If this is not the correct method, can you show an example how to write bytes to a file using Reactor?
Upvotes: 4
Views: 4091
Reputation: 4281
After some researching the java.nio
and Spring library I have found the convenient approach to write strings to file as DataBuffers (which perfectly connect with WebFlux) into AsynchronousFileChannel
using Spring classes.
It's not "truly" reactive way to write lines in file, but asyncronous and it is still better than using some standard blocking API.
public Mono<Void> writeRows(Flux<String> rowsFlux) {
DefaultDataBufferFactory bufferFactory = new DefaultDataBufferFactory();
CharSequenceEncoder encoder = CharSequenceEncoder.textPlainOnly();
Flux<DataBuffer> dataBufferFlux = rowsFlux.map(line ->
encoder.encodeValue(line, bufferFactory, ResolvableType.NONE, null, null)
);
return DataBufferUtils.write(
dataBufferFlux,
Path.of("/your_path_to_save_file/file.txt"),
StandardOpenOption.CREATE_NEW
);
}
Of course, for better performance in this case you can buffer your strings in flux and then append those strings to one string and create a data buffer from it.

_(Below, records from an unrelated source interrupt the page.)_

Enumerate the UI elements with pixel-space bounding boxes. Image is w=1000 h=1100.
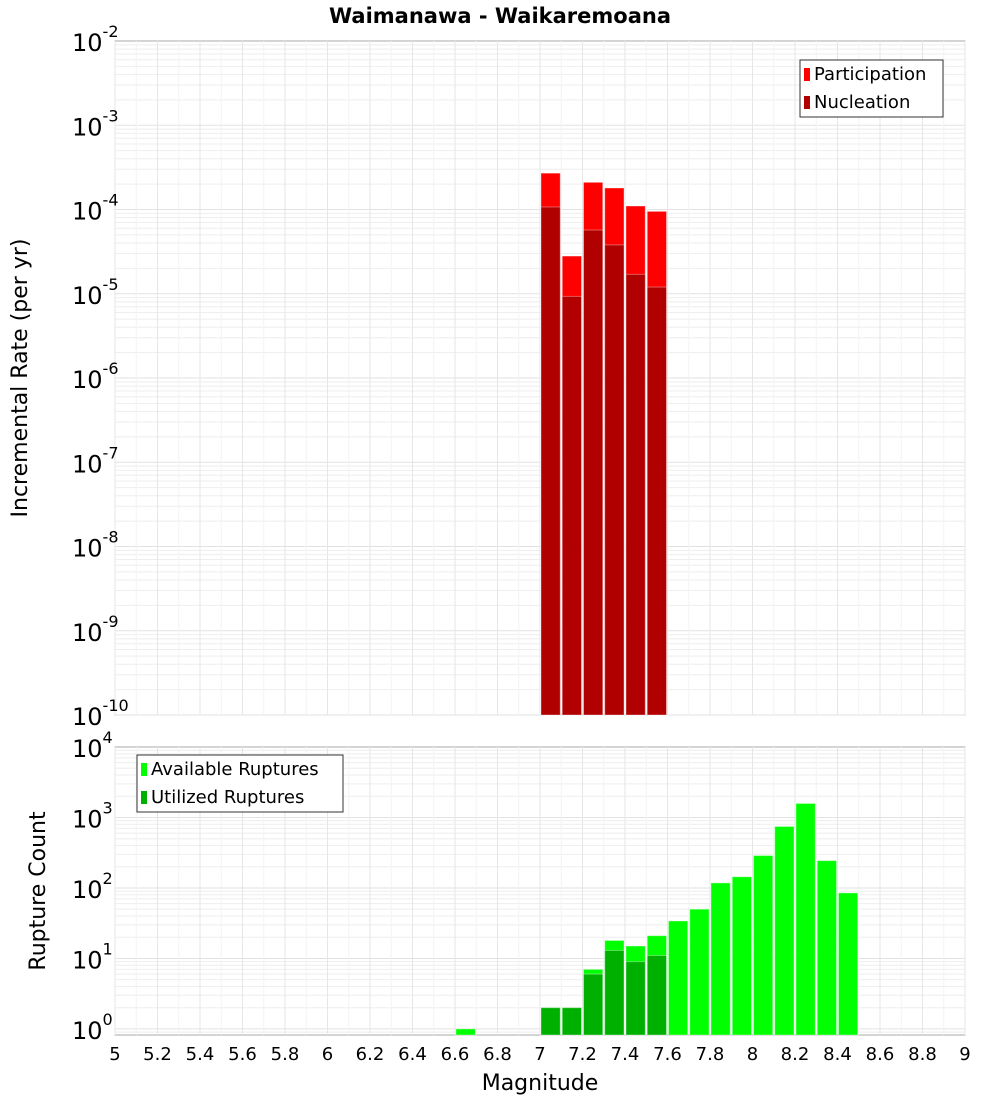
bar-nucleation bbox=[604, 244, 625, 716]
top-y-axis-label: Incremental Rate (per yr) bbox=[8, 239, 33, 518]
y-tick-label: 101 bbox=[72, 939, 113, 974]
x-tick-label: 5.4 bbox=[186, 1044, 215, 1065]
y-tick-exponent: -2 bbox=[103, 22, 119, 41]
legend-label: Available Ruptures bbox=[151, 759, 319, 780]
legend-label: Nucleation bbox=[814, 92, 910, 113]
legend bbox=[799, 59, 944, 118]
y-tick-exponent: 4 bbox=[103, 728, 113, 747]
legend-swatch bbox=[804, 96, 810, 109]
legend bbox=[136, 754, 344, 813]
bar-nucleation bbox=[583, 229, 604, 716]
x-tick-label: 6.2 bbox=[356, 1044, 385, 1065]
bar-available-ruptures bbox=[668, 920, 689, 1036]
x-tick-label: 8.8 bbox=[908, 1044, 937, 1065]
y-tick-exponent: -3 bbox=[103, 106, 119, 125]
bar-nucleation bbox=[646, 286, 667, 716]
y-tick-exponent: -10 bbox=[103, 696, 129, 715]
x-tick-label: 5.8 bbox=[271, 1044, 300, 1065]
x-tick-label: 9 bbox=[959, 1044, 970, 1065]
bar-nucleation bbox=[561, 295, 582, 716]
y-tick-exponent: -8 bbox=[103, 528, 119, 547]
x-tick-label: 7.8 bbox=[696, 1044, 725, 1065]
y-tick-exponent: -5 bbox=[103, 275, 119, 294]
x-tick-label: 5.2 bbox=[143, 1044, 172, 1065]
y-tick-label: 102 bbox=[72, 869, 113, 904]
bar-utilized-ruptures bbox=[583, 973, 604, 1036]
bar-available-ruptures bbox=[753, 855, 774, 1036]
y-tick-label: 10-2 bbox=[72, 22, 119, 57]
x-tick-label: 6.6 bbox=[441, 1044, 470, 1065]
y-tick-label: 10-7 bbox=[72, 443, 119, 478]
y-tick-label: 10-5 bbox=[72, 275, 119, 310]
bar-utilized-ruptures bbox=[604, 949, 625, 1036]
y-tick-label: 104 bbox=[72, 728, 113, 763]
bar-available-ruptures bbox=[731, 876, 752, 1036]
bar-nucleation bbox=[625, 273, 646, 716]
x-tick-label: 7.6 bbox=[653, 1044, 682, 1065]
y-tick-label: 10-8 bbox=[72, 528, 119, 563]
y-tick-exponent: -7 bbox=[103, 443, 119, 462]
y-tick-exponent: 2 bbox=[103, 869, 113, 888]
y-tick-label: 10-6 bbox=[72, 359, 119, 394]
bar-available-ruptures bbox=[838, 892, 859, 1036]
x-tick-label: 8.4 bbox=[823, 1044, 852, 1065]
bar-nucleation bbox=[540, 206, 561, 716]
legend-label: Utilized Ruptures bbox=[151, 787, 304, 808]
x-tick-label: 5 bbox=[109, 1044, 120, 1065]
bar-available-ruptures bbox=[455, 1028, 476, 1036]
x-tick-label: 6.4 bbox=[398, 1044, 427, 1065]
y-tick-label: 10-4 bbox=[72, 191, 119, 226]
x-tick-label: 8 bbox=[747, 1044, 758, 1065]
y-tick-label: 10-3 bbox=[72, 106, 119, 141]
legend-swatch bbox=[804, 68, 810, 81]
x-tick-label: 6.8 bbox=[483, 1044, 512, 1065]
legend-label: Participation bbox=[814, 64, 926, 85]
x-tick-label: 8.6 bbox=[866, 1044, 895, 1065]
x-tick-label: 7 bbox=[534, 1044, 545, 1065]
x-tick-label: 8.2 bbox=[781, 1044, 810, 1065]
y-tick-label: 10-9 bbox=[72, 612, 119, 647]
bar-utilized-ruptures bbox=[625, 961, 646, 1036]
x-tick-label: 5.6 bbox=[228, 1044, 257, 1065]
legend-swatch bbox=[141, 763, 147, 776]
y-tick-label: 10-10 bbox=[72, 696, 129, 731]
bar-utilized-ruptures bbox=[646, 955, 667, 1036]
bar-available-ruptures bbox=[795, 802, 816, 1036]
x-axis-label: Magnitude bbox=[482, 1071, 599, 1096]
x-tick-label: 6 bbox=[322, 1044, 333, 1065]
bar-available-ruptures bbox=[710, 882, 731, 1036]
bar-utilized-ruptures bbox=[561, 1007, 582, 1036]
bar-available-ruptures bbox=[689, 908, 710, 1036]
chart-title: Waimanawa - Waikaremoana bbox=[329, 4, 671, 28]
bottom-y-axis-label: Rupture Count bbox=[26, 811, 51, 971]
bar-available-ruptures bbox=[774, 825, 795, 1036]
bar-available-ruptures bbox=[816, 860, 837, 1036]
y-tick-exponent: 1 bbox=[103, 939, 113, 958]
y-tick-exponent: 3 bbox=[103, 798, 113, 817]
y-tick-exponent: -9 bbox=[103, 612, 119, 631]
y-tick-label: 103 bbox=[72, 798, 113, 833]
y-tick-exponent: -6 bbox=[103, 359, 119, 378]
y-tick-exponent: 0 bbox=[103, 1010, 113, 1029]
x-tick-label: 7.2 bbox=[568, 1044, 597, 1065]
y-tick-label: 100 bbox=[72, 1010, 113, 1045]
x-tick-label: 7.4 bbox=[611, 1044, 640, 1065]
bar-utilized-ruptures bbox=[540, 1007, 561, 1036]
y-tick-exponent: -4 bbox=[103, 191, 119, 210]
legend-swatch bbox=[141, 791, 147, 804]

Or if you already have Flux of data buffers you can write them to file using DataBufferUtils directly.
Upvotes: 2
Reputation: 72379
Is it sufficient if I write the IO code in an imperative blocking manner and then wrap them in a Mono, publish them on boundedElastic scheduler?
This comes down to opinion on some level - but no, certainly not ideal not for a reactive greenfield project IMHO. boundedElastic()
schedulers are great for interfacing with blocking IO when you must, but they're not a good replacement when a true non-blocking solution exists. (Sometimes this is a bit of a moot point with file handling, since it depends if it's possible for the underlying system to do it asynchronously - but usually that's possible these days.)
In your case, I'd look at wrapping AsynchronousFileChannel
in a reactive publisher. You'll need to use create()
or push()
for this and then make explicit calls to the sink
, but exactly how you do this depends on your use case. As a "simplest case" for file writing, you could feasibly do something like:
static Mono<Void> writeToFile(AsynchronousFileChannel channel, String content) {
return Mono.create(sink -> {
byte[] bytes = content.getBytes();
ByteBuffer buffer = ByteBuffer.allocate(bytes.length);
buffer.put(bytes);
buffer.flip();
channel.write(buffer, 0, null, new CompletionHandler<>() {
@Override
public void completed(Integer result, Object attachment) {
sink.success();
}
@Override
public void failed(Throwable exc, Object attachment) {
sink.error(exc);
}
});
});
}
A more thorough / comprehensive example of bridging the two APIs can be found here - there's almost certainly others around also.